My mind in turmoil, I read on, and froze again. It wasn’t Good Man Dante Keeva, but Good Man Maximilian Keeva who had been found practically dissected, in such a way forensic investigators were sure he’d been kept alive until the last possible moment while his body was taken apart piece by piece.
I stared at a holo of Max just before his ascension to the honors of Good Man, which apparently had occurred a year ago. A picture of my face as I remembered it, but perhaps more open and happier than I’d ever been, smiled back into my eyes. He’d been chubbier than I’d been. Not fat. Just better padded features, the ruddy tan of a healthy, outdoorsy young man and a smile that could drown out the midday sun.
Something like a tidal wave of grief hit me, submerging me. Oh, Max, Max, damn it. In my mind, he was a little boy, of four or five, playing around me, trying to get my attention, clambering onto my lap to be read to. Falling asleep in my arms at the end of the day, while Mother smiled at both of us, a happy protective smile.
How could this happen? And why? And what must Mother feel? And why would the best one die young, while the irredeemable son would stay alive, persist in living despite all?
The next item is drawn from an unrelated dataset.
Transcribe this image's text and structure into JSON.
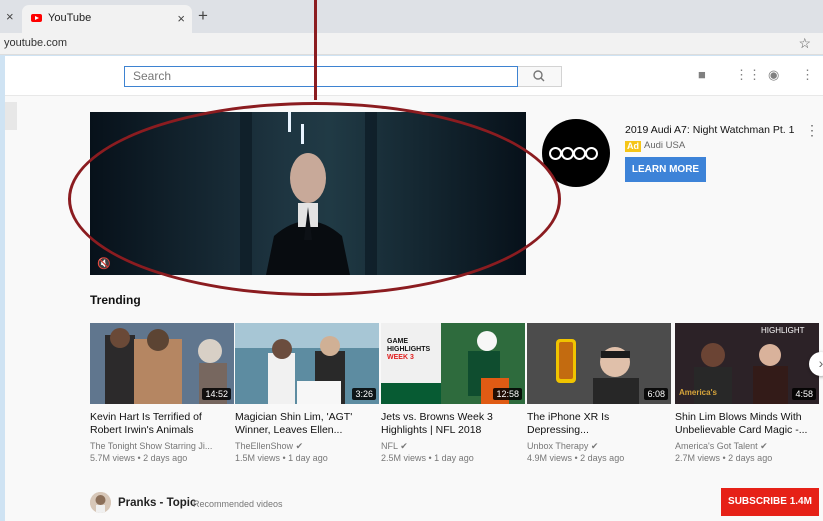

I realized there were tears dripping from my chin, and wiped them, hastily, with my sleeve. This was neither the time nor the place to engage in public displays of grief. A large and intimidating man in broomer leathers I might be, but if I sat here crying like a little girl, people would get the idea I was an easy mark. Besides, something my father had trained me in, despite all, was deportment in public. The Good Man was the face of his territory. He should display neither happiness nor sorrow, neither confusion nor embarrassment. He should be always impassive, confident and composed, so the people knew he wasn’t one of them: not a simple mortal man, at the mercy of his emotions, but someone born and bred to rule. Father said that that feeling of separation was better protection than all the bodyguards in the world.